Impossible to isolate into a single measurable amount, there is absolutely no doubt that 2016 will be a year of considerable confusion, starting with the unknown effects of rising US interest rates; layered over this are the unknowns, which are China’s slowdown and the potential for a European meltdown as Britain votes on staying or leaving the European Union, and the region swings hard right and voters demand stricter controls on migration.

It would be more agreeable to forecast that 2016 will be a better year than 2015, and perhaps there might be improvements evident in the second half.

But with so many negative factors at work in politics and economics, it would be a wise investor and business owner who planned for the worst and hoped for the best – and not the other way around.

It could be worse

The outlook in WA might be tough, but it’s a lot tougher in other parts of the world also exposed to the sharp correction in commodity prices triggered by the global slowdown in demand for raw materials – and that might turn out to be an interesting positive for Australia.

In southern Africa there is a crisis brewing of the sort that regularly knocks confidence out of investors – in a region where economic problems are commonly resolved through violence.

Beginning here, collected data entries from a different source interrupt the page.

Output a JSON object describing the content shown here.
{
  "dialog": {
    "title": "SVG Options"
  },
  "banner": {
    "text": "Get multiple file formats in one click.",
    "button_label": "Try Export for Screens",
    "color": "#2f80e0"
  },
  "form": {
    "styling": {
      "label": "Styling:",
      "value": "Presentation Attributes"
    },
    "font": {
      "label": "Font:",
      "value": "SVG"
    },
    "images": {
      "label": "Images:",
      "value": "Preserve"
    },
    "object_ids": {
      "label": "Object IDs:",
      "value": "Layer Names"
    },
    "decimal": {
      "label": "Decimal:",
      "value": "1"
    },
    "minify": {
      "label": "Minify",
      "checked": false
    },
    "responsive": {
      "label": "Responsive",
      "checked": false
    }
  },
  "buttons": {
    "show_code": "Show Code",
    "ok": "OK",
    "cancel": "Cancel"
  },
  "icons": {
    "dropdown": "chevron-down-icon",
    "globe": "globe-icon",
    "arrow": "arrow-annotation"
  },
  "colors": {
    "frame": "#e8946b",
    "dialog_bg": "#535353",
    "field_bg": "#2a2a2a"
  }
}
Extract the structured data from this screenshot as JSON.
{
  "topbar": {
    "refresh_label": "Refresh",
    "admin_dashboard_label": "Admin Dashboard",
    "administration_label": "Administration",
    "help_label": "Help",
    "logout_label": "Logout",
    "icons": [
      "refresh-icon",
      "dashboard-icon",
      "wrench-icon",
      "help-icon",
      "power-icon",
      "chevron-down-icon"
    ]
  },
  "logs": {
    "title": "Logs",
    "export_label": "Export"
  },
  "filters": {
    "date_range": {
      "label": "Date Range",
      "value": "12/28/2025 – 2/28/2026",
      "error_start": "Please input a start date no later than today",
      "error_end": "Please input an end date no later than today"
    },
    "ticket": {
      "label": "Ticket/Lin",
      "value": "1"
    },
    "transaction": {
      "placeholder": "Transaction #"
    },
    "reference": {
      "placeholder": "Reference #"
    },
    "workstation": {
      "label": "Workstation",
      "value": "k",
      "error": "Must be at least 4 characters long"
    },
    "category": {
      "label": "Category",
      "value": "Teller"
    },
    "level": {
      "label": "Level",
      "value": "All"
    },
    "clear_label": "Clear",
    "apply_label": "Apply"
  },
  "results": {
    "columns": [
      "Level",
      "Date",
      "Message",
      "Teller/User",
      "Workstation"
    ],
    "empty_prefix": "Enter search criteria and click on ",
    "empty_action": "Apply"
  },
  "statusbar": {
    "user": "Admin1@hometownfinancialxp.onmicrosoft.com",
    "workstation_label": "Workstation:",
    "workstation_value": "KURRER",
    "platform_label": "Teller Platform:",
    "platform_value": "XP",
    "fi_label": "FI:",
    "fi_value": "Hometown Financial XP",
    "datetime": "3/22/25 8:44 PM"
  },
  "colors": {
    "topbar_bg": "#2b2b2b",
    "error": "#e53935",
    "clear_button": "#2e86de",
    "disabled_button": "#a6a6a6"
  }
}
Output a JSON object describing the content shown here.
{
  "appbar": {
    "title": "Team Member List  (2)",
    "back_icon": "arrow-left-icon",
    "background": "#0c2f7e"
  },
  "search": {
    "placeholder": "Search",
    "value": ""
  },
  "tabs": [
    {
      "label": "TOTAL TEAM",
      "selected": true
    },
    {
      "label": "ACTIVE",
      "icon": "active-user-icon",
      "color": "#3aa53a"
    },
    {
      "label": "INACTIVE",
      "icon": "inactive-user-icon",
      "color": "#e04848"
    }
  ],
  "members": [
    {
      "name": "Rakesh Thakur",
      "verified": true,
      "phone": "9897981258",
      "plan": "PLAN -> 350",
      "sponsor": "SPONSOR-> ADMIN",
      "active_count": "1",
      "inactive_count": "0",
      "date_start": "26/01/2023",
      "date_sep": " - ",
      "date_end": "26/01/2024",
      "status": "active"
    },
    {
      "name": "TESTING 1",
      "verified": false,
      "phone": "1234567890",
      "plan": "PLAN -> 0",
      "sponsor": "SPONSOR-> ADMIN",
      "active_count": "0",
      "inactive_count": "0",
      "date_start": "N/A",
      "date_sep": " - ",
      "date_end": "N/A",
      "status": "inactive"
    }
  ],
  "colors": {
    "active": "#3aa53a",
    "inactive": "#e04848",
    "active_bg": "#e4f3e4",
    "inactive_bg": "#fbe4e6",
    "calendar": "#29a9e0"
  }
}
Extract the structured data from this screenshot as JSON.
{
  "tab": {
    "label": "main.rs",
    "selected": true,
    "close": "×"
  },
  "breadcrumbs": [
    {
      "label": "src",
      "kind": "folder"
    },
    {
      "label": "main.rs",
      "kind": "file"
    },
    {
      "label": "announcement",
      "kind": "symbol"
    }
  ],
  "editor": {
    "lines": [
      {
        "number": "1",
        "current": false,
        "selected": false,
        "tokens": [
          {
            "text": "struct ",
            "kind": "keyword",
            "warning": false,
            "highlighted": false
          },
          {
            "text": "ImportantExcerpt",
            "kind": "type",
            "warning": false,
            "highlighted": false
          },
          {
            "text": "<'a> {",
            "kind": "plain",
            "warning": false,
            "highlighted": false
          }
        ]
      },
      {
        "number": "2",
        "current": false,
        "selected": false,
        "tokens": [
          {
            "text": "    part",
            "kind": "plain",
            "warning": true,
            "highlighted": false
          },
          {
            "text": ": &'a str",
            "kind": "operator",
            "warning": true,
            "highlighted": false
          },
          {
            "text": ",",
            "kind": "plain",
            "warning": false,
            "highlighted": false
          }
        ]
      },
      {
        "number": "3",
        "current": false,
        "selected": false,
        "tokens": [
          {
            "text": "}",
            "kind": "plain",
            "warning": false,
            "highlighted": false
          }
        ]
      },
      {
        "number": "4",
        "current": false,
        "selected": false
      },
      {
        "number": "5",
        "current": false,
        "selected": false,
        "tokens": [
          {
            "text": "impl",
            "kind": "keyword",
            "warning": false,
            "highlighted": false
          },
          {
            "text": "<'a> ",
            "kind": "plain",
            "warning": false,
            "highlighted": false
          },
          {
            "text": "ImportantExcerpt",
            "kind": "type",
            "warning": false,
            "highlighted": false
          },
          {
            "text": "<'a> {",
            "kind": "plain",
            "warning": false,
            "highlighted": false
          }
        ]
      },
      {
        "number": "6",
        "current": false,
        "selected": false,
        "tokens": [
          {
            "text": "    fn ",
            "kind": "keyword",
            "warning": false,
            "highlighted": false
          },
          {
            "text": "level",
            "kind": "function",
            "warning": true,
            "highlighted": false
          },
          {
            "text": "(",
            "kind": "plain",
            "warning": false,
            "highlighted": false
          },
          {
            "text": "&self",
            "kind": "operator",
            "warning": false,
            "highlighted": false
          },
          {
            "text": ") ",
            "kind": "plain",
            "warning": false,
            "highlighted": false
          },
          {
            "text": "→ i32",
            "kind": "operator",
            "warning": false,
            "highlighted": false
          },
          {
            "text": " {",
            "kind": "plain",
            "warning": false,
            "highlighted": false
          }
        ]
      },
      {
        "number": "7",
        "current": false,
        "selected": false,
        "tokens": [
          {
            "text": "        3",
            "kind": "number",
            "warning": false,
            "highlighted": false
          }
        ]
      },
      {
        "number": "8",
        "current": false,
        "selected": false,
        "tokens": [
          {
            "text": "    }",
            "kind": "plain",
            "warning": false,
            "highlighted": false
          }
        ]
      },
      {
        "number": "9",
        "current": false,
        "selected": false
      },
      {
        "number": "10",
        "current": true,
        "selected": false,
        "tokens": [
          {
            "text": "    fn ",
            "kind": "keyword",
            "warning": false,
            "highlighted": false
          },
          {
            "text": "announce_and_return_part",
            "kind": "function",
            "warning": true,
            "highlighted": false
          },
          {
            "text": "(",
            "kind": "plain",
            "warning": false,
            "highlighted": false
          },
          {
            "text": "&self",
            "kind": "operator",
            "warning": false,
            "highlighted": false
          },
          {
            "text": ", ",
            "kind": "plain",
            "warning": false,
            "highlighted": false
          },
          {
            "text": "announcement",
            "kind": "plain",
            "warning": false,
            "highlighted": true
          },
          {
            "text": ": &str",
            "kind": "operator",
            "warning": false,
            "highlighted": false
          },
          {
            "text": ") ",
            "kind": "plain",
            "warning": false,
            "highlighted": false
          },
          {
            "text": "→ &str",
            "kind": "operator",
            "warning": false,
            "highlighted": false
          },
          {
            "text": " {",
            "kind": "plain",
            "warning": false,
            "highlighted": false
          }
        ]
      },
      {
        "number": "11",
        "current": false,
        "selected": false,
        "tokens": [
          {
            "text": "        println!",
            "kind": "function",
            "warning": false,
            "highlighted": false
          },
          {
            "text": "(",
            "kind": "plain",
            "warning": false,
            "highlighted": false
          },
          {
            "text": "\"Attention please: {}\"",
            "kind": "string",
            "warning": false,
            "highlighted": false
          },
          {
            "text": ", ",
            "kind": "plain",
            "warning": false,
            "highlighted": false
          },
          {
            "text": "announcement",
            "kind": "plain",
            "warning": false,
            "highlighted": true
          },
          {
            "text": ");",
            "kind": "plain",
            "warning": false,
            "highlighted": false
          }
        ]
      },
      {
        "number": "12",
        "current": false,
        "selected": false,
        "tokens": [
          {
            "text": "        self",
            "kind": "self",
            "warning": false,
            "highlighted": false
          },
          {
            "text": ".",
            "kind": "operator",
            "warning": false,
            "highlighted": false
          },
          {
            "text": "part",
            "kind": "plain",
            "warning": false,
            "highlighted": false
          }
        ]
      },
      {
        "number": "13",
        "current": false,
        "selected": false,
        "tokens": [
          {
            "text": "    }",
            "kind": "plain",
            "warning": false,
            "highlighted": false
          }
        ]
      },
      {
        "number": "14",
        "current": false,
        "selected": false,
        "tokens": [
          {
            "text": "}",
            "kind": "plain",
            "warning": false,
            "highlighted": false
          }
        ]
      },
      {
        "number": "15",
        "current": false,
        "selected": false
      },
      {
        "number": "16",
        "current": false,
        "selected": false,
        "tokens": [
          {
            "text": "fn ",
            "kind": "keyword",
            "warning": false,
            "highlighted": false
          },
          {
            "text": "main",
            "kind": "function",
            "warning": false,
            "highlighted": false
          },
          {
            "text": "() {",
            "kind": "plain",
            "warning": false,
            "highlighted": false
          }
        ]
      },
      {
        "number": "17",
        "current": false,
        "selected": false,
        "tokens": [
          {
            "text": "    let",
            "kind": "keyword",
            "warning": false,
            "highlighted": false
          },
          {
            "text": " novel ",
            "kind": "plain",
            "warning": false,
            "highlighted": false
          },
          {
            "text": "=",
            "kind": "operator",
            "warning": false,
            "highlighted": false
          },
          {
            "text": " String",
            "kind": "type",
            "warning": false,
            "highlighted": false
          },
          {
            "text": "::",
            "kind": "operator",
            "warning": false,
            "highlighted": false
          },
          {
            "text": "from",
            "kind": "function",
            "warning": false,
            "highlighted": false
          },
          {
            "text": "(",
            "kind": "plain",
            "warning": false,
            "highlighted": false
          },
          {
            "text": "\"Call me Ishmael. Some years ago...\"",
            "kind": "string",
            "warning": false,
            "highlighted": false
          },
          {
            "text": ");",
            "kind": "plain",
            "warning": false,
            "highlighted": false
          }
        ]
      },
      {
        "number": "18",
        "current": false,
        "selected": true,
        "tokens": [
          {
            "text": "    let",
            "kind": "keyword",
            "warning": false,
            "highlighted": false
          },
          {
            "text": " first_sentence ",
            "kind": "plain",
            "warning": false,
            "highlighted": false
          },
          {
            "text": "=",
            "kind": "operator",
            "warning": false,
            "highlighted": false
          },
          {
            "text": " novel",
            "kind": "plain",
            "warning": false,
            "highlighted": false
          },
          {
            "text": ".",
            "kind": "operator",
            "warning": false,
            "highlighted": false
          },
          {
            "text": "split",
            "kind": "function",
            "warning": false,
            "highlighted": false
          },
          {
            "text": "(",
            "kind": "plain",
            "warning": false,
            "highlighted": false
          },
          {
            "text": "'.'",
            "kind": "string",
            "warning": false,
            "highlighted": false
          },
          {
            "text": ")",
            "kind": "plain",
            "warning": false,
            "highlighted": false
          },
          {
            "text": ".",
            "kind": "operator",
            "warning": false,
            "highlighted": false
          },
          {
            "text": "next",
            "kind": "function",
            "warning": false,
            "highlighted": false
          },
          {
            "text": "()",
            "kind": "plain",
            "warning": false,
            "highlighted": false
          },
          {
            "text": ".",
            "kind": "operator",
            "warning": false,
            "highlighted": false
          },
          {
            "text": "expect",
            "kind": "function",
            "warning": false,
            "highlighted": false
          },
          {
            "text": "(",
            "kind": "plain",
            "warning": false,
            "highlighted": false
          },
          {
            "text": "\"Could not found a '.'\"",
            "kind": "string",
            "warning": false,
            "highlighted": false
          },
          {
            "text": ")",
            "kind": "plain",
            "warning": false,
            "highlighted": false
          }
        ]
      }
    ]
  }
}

Zambia, which incorporates part of a geological formation known as the Copper Belt, is in crisis as mines are closed and workers sacked, leading to increasing levels of anger ahead of a presidential election next year.

But the big one to watch is South Africa, where the same economic forces that have hurt Australian mines are being exacerbated by political events; this combination of factors is pushing the country towards a major crisis that could lead to widespread project closures as workers defy mine owners and the government.

Bad news in South Africa’s economy could be good news for Australia.